通信障害どころではない! クリントン元大統領が告発する"アメリカの脆弱なセキュリティ"

山口晶(早川書房)

2018年12月14日 公開 2023年01月12日 更新

通信障害どころではないサイバーテロの恐ろしさ

だが、クリントンが想定しているサイバーテロは単なる情報流出に留まるわけではない。『大統領失踪』のなかで可能性が検証されているのは、国家機能の停止を目論むような破壊的サイバーテロだ。

具体的には、アメリカのインターネット全体をダウンさせるようなウイルスが発動してしまった際に社会にどのような被害があるのかが、生々しく描写されている。

クリントンはそもそもサイバーセキュリティの研究や実践に予算をつける最初の大統領令を出した人物である。小説の執筆にあたっては大統領時代からの人脈を駆使してリサーチを行ったそうで、小説に書いたようなテロはすべて実現可能だと請け合っている。悪い意味での大統領お墨付きなのだ。

長期的にインターネットが使用不可になった場合の被害の様子を同書から引用してみよう。

「エレベーターが止まる。それから、食料品店のレジのスキャナー。電車とバスの運行。テレビ。電話。ラジオ。交通信号。クレジットカードのスキャナー。家庭用警報システム。

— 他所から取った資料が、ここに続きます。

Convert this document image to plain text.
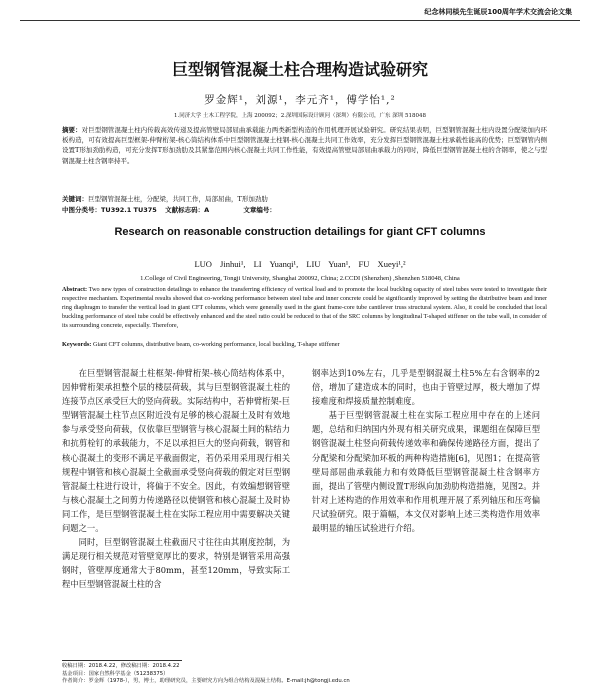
纪念林同棪先生诞辰100周年学术交流会论文集
巨型钢管混凝土柱合理构造试验研究
罗金辉¹，刘源¹，李元齐¹，傅学怡¹,²
1.同济大学 土木工程学院，上海 200092；2.深圳国际设计顾问（深圳）有限公司，广东 深圳 518048
摘要：对巨型钢管混凝土柱内传载高效传递及提高管壁局部屈曲承载能力两类新型构造的作用机理开展试验研究。研究结果表明，巨型钢管混凝土柱内设置分配梁加内环板构造，可有效提高巨型框架-伸臂桁架-核心筒结构体系中巨型钢管混凝土柱钢-核心混凝土共同工作效率，充分发挥巨型钢管混凝土柱承载性能高的优势；巨型钢管内侧设置T形加劲肋构造，可充分发挥T形加劲肋及其紧靠范围内核心混凝土共同工作性能，有效提高管壁局部屈曲承载力的同时，降低巨型钢管混凝土柱的含钢率，使之与型钢混凝土柱含钢率持平。
关键词：巨型钢管混凝土柱，分配梁，共同工作，局部屈曲，T形加劲肋
中图分类号：TU392.1 TU375 文献标志码：A	文章编号：
Research on reasonable construction detailings for giant CFT columns
LUO Jinhui¹, LI Yuanqi¹, LIU Yuan¹, FU Xueyi¹,²
1.College of Civil Engineering, Tongji University, Shanghai 200092, China; 2.CCDI (Shenzhen) ,Shenzhen 518048, China
Abstract: Two new types of construction detailings to enhance the transferring efficiency of vertical load and to promote the local buckling capacity of steel tubes were tested to investigate their respective mechanism. Experimental results showed that co-working performance between steel tube and inner concrete could be significantly improved by setting the distributive beam and inner ring diaphragm to transfer the vertical load in giant CFT columns, which were generally used in the giant frame-core tube cantilever truss structural system. Also, it could be concluded that local buckling performance of steel tube could be effectively enhanced and the steel ratio could be reduced to that of the SRC columns by longitudinal T-shaped stiffener on the tube wall, in consider of its surrounding concrete, especially. Therefore,
Keywords: Giant CFT columns, distributive beam, co-working performance, local buckling, T-shape stiffener

在巨型钢管混凝土柱框架-伸臂桁架-核心筒结构体系中，因伸臂桁架承担整个层的楼层荷载，其与巨型钢管混凝土柱的连接节点区承受巨大的竖向荷载。实际结构中，若伸臂桁架-巨型钢管混凝土柱节点区附近没有足够的核心混凝土及时有效地参与承受竖向荷载，仅依靠巨型钢管与核心混凝土间的粘结力和抗剪栓钉的承载能力，不足以承担巨大的竖向荷载，钢管和核心混凝土的变形不满足平截面假定，若仍采用采用现行相关规程中钢管和核心混凝土全截面承受竖向荷载的假定对巨型钢管混凝土柱进行设计，将偏于不安全。因此，有效编想钢管壁与核心混凝土之间剪力传递路径以使钢管和核心混凝土及时协同工作，是巨型钢管混凝土柱在实际工程应用中需要解决关键问题之一。

同时，巨型钢管混凝土柱截面尺寸往往由其刚度控制，为满足现行相关规范对管壁宽厚比的要求，特别是钢管采用高强钢时，管壁厚度通常大于80mm，甚至120mm，导致实际工程中巨型钢管混凝土柱的含

钢率达到10%左右，几乎是型钢混凝土柱5%左右含钢率的2倍，增加了建造成本的同时，也由于管壁过厚，极大增加了焊接难度和焊接质量控制难度。

基于巨型钢管混凝土柱在实际工程应用中存在的上述问题，总结和归纳国内外现有相关研究成果，课题组在保障巨型钢管混凝土柱竖向荷载传递效率和确保传递路径方面，提出了分配梁和分配梁加环板的两种构造措施[6]，见图1；在提高管壁局部屈曲承载能力和有效降低巨型钢管混凝土柱含钢率方面，提出了管壁内侧设置T形纵向加劲肋构造措施，见图2。并针对上述构造的作用效率和作用机理开展了系列轴压和压弯偏尺试验研究。限于篇幅，本文仅对影响上述三类构造作用效率最明显的轴压试验进行介绍。

收稿日期：2018.4.22，修改稿日期：2018.4.22
基金项目：国家自然科学基金（51238375）
作者简介：罗金辉（1978-），男，博士，助理研究员，主要研究方向为组合结构及混凝土结构。E-mail:jh@tongji.edu.cn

電力関係もひどい被害を受ける。場合によっては暖房設備も。そして水。清潔な水がたちまち不足する。そうなると大規模な健康被害が起こる。病人の面倒をだれが見る? 病院だな。病院には必要なものがそろってるだろうか。最近の手術は高度にコンピューター化されてる。それに、患者の医療記録にオンラインでアクセスできない」

「飛行機は飛ばない。電車だって、ほとんどの地域で運行休止になる。車も、二〇一〇年ごろからあとに製造されたものは影響を受ける」

「そして金融市場。いまの証券取引所には立会場がない。何もかも電子化されている。アメリカの取引所を通した売買はすべて停止する」

「この国の経済はきしみをあげて止まる。インターネットに過度に依存する産業は、どれも生き残る手立てを持たない。それ以外の産業も深刻なダメージを受ける。こうした事態がかならずもたらすのは、大量の失業者、与信枠の大幅な縮小、一九三〇年代の恐慌なんかただのしゃっくりに思えるような大不況だ」

「そして、パニックが起こる。大パニックだよ。銀行への殺到。食料品店からの略奪。暴動。大規模犯罪。疫病の大流行。うわべの社会秩序はすっかり剥がれ落ちる」

「軍隊や国防機能がどうなるかをまだひとつも言ってなかったな。テロリストを追跡する能力や偵察機能はどうなるか。高性能の空軍機は飛ばない。ミサイルを発射できるか? できない。レーダーとソナーは? 軍のハイテク通信機能は? 使えない。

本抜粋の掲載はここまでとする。